Processes and Virtual Memory
- The OS gives each process the illusion of its own, private memory.
- Called the process’s address space.
- Contains the process’s virtual memory, visible only to it.
- 32-bit pointers on 32-bit machines.
- 64-bit pointers on 64-bit machines.
Loading
- When the OS loads a program, it:
- Creates an address space.
- Inspects the executable file to see what’s in it.
- (Lazily) copies regions of the file into the right place in the address space.

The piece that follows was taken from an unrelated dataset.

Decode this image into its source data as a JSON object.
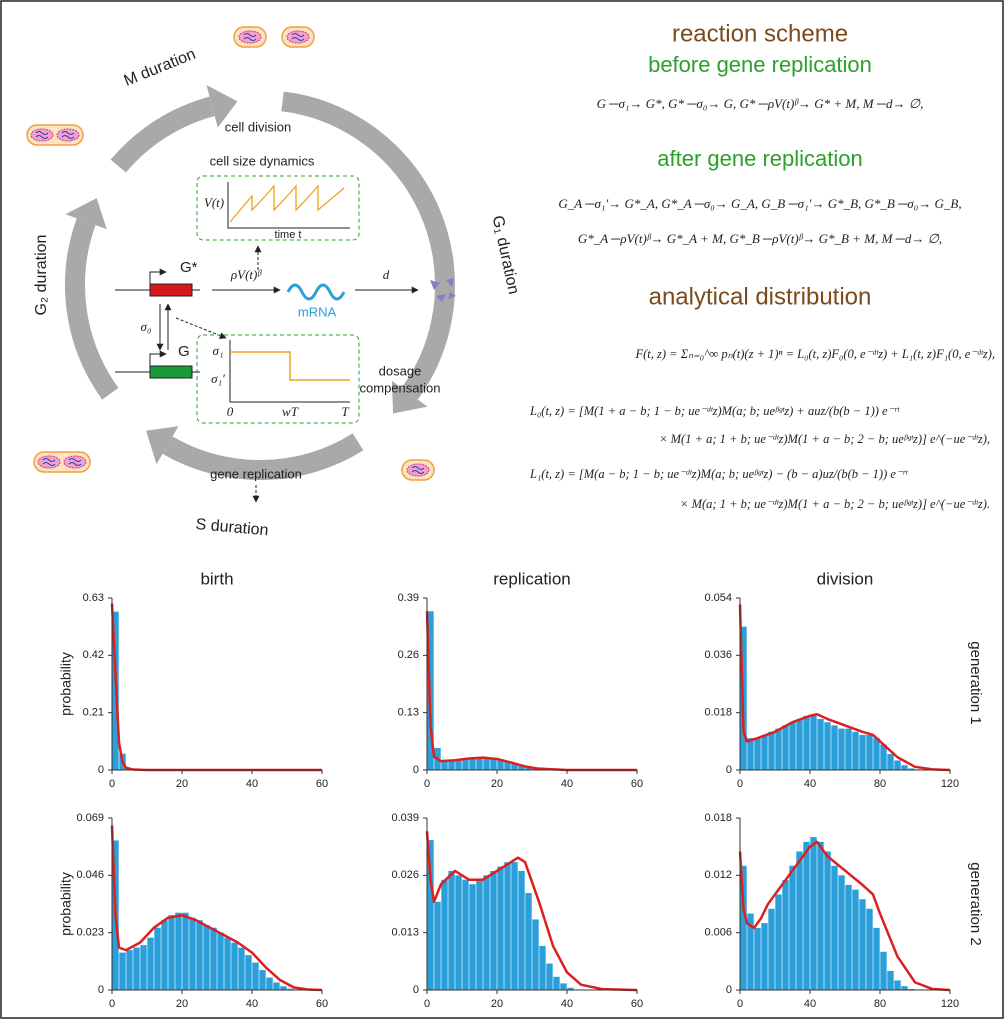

- Does any final linking, relocation, or other needed preparation.
Something Curious
- Let’s try running the
addr
program several times:
x is at 0x7fff8ed15588
y is at 0x7fff8ed1558c
a[0] is at 0x7fff8ed15590
a[1] is at 0x7fff8ed15594
foo is at 0x561785be9169
main is at 0x561785be917c
x is at 0x7ffe944b1ee8
y is at 0x7ffe944b1eec
a[0] is at 0x7ffe944b1ef0
a[1] is at 0x7ffe944b1ef4
foo is at 0x5575250db169
main is at 0x5575250db17c
ASLR
- Linux uses address-space layout randomization for added security.
- Linux randomizes:
- Executable code location.
- Base of the stack.
- Shared library (
mmap
) location.
- Makes stack-based buffer overflow attacks tougher.
- Makes debugging tougher.
- Google "disable Linux address space randomization".